Monday, July 2, 2012

The Berlin Album by Ekkehard Wölk Trio


"Berlin, Berlin, the city is a sin – you never go out the way you walked in!"

After some good years of productive collaboration between Ekkehard Wölk, Johannes Fink, and Andrea Marcelli, Ekkehard has driven them into a new concept which primarily consists of excitingly fresh interpretations of well-known musical standards related to the city of Berlin. The Ekkehard Wölk's new album is simply called The Berlin Album.

In terms of structure, the work is based on the legendary 1929 silent film Menschen Am Sonntag made collectively by Robert and Curt Siodmak, Billy Wilder, Edgar Ulmer, and Fred Zinnemann which describes the course of a single Sunday in the lives of four young people in Berlin.

"It seems to me that we have created not only a multifaceted musical kaleidoscope of jazz," says Ekkehard, "but we have also managed to forge an individual and playful reverence for our adopted hometown Berlin."

Ekkehard has incorporated some of Berlin’s most prominent composers from the past whose pieces have made a permanent contribution to the musical iconography of the city.

The album opens gracefully with the Morning Choral, originally written by Johann Christoph Pepusch (1667-1752) and rearranged by Ekkehard which features one of his best swinging takes on the record; a Baroque swing!  

A Walk in the Tiergarten, composed by Wölk reminds me of Bill Evans and the intensity of his 1970s trios.

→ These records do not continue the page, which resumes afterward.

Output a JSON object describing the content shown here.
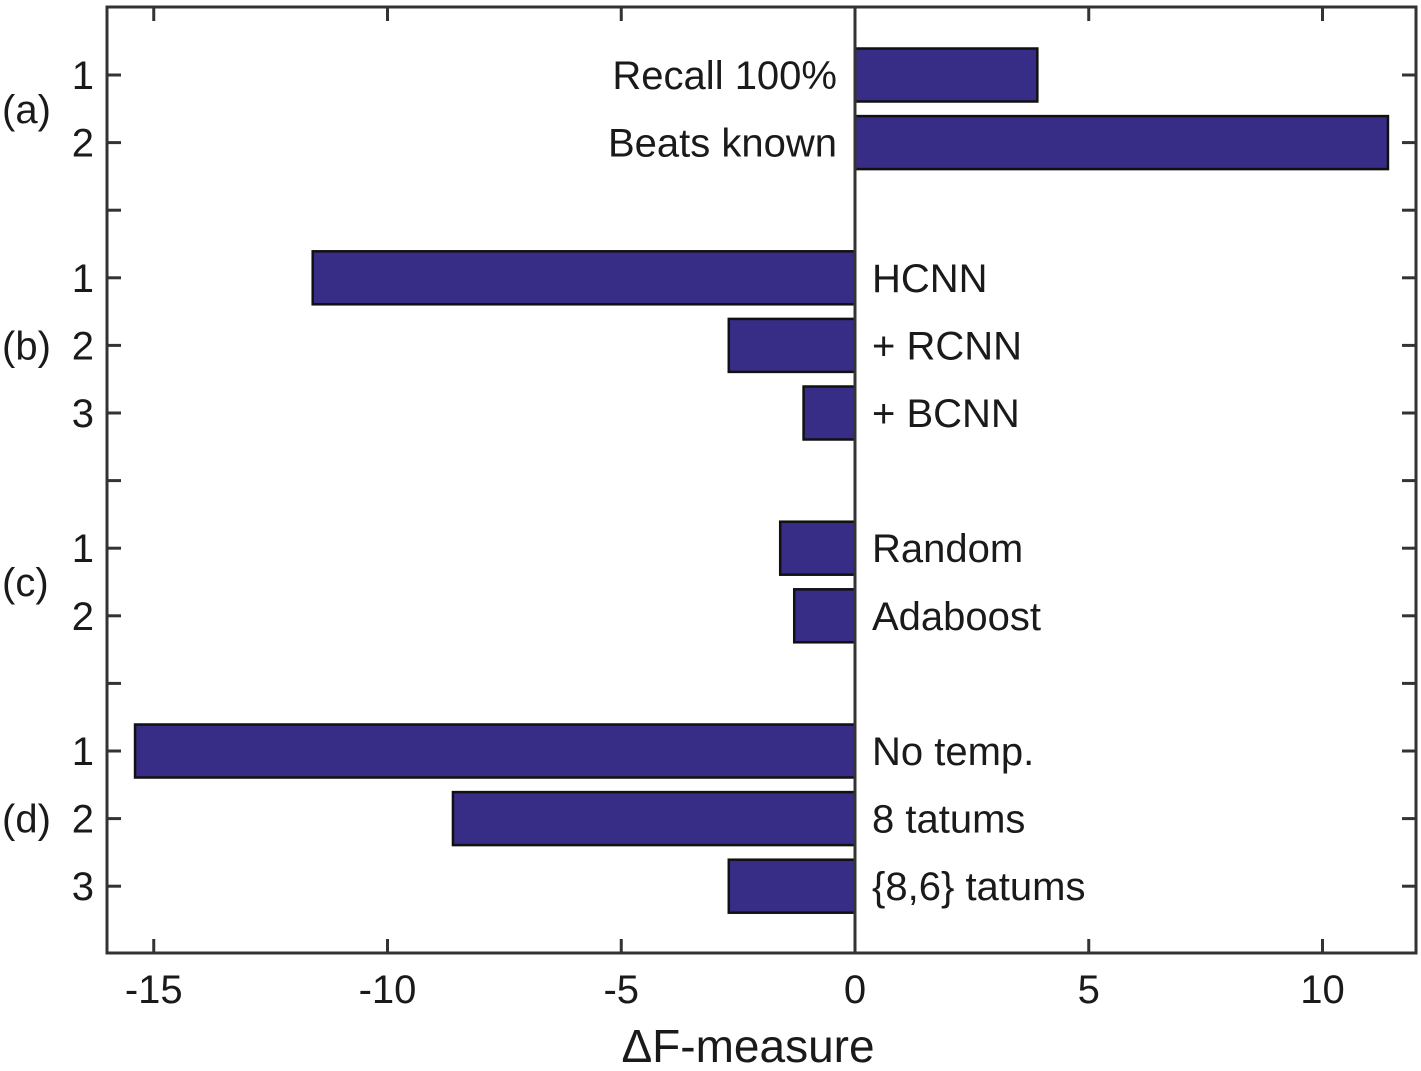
{
  "chart_data": {
    "type": "bar",
    "orientation": "horizontal",
    "xlabel": "ΔF-measure",
    "xlim": [
      -16,
      12
    ],
    "x_ticks": [
      -15,
      -10,
      -5,
      0,
      5,
      10
    ],
    "x_tick_labels": [
      "-15",
      "-10",
      "-5",
      "0",
      "5",
      "10"
    ],
    "bar_color": "#372c86",
    "grid": false,
    "groups": [
      {
        "label": "(a)",
        "bars": [
          {
            "index": "1",
            "label": "Recall 100%",
            "value": 3.9
          },
          {
            "index": "2",
            "label": "Beats known",
            "value": 11.4
          }
        ]
      },
      {
        "label": "(b)",
        "bars": [
          {
            "index": "1",
            "label": "HCNN",
            "value": -11.6
          },
          {
            "index": "2",
            "label": "+ RCNN",
            "value": -2.7
          },
          {
            "index": "3",
            "label": "+ BCNN",
            "value": -1.1
          }
        ]
      },
      {
        "label": "(c)",
        "bars": [
          {
            "index": "1",
            "label": "Random",
            "value": -1.6
          },
          {
            "index": "2",
            "label": "Adaboost",
            "value": -1.3
          }
        ]
      },
      {
        "label": "(d)",
        "bars": [
          {
            "index": "1",
            "label": "No temp.",
            "value": -15.4
          },
          {
            "index": "2",
            "label": "8 tatums",
            "value": -8.6
          },
          {
            "index": "3",
            "label": "{8,6} tatums",
            "value": -2.7
          }
        ]
      }
    ]
  }
}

Then the Funeral March arrives, a piece by Mendelssohn (1809-1847), now  reinterpreted as a kind of groovy gospel march. By listening to the album, over and over again, I find Wölk's compositions superior to those written by composers of the past. Mostly because of his absolute freedom to put his favorite city within the context of an elegant, swinging jazz that he always envisions. In this regard, four tracks incorporated between two of Mr Mendelssohn's are real gems which show the vigorous art of Ekkehard Wölk Trio. Hold your chair tight while listening to Casual Meeting and Andrea Marcelli's shifts between metronomic drumming and the unexpected uproars.

Though, most of the recorded pieces are as jazzy as one can expect from a McCoy Tyner or Bill Harris album, there are also pure classical pieces included such as At the Schlachtensee which is interestingly a composition of Wölk's. At this point Marcelli leaves the drum-seat, and economically (and beautifully) plays clarinet.

Ekkehard Wölk

The unstoppable parade of hundreds of images from German cinema in the Berlin Album is something that anyone with the slightest attachment to that cinema can not ignore. Walter Ruthman's Berlin, Symphony of a Great City with trains arriving in Berlin is recreated in S-Bahn. Now, fast, modern trains are replaced with the steam locomotives, but the pace, energy and movements in sound have remained the same.

"When it slowly starts getting dark in the evening and the city begins to unfold in a sea of electric light, one might start to have thoughts of an 'Uncertain Future', which provides a taste of the precarious outlook that so many of the city’s residents share in these volatile times," says Wölk. Marcelli's bowing provides the sound effect to this picture of daily life in Berlin, as if thousands of people are chattering, or a train is slowly crawling on a railroad track. 

In another piece on the album, Gruss, it seems that Mendelssohn has met Ahmad Jamal, via Ekkehard Wölk.

The set ends with a solo piano version of one of the most famous songs ever written about Berlin: Ich Hab’ Noch Einen Koffer In Berlin, written by Ralph Maria Siegel (1911-1972) which became extremely popular after Marlene Dietrich showed an interest in singing it.

Morning Chorale

For many long years jazz was jazz, because it had the ability to tell stories about places and people; it was both self-expressive and universal. Not many recordings after the golden years of jazz have achieved the same goals. But amazingly I found the Berlin Album a sign of the mastery of Ekkehard as a narrator who speaks in the language of music, and also the resurgence of the jazz trio that is equivalent to means of excitement and the zenith of a team work (when the group is small, no one can hide behind another instrument). The Berlin Album is a triumphant meeting between swinging jazz and the classical music; a journey in time and sound in the sin city - Berlin. 

The recording can be purchased as MP3 or CD via Amazon [here], or CD Universe [here].

Ekkehard Wölk has produced five other commercially released albums as a pianist and arranger in Germany and Italy in the last 10 years: A Meeting of two American Giants - Gershwin/Bernstein (JB Records, 2001), Desire for Spring (Splasc(H) Records, 2007), a solo album Reflections on Mozart (2006), the trio album Songs, Chorals and Dances (2005) and the Homage To Nino Rota (2008). Besides that, there are several professional live radio recordings by well-known German broadcasting stations in Berlin and Munich with his trio, mostly original compositions under the title Pictures In Sounds.  They all worth checking out!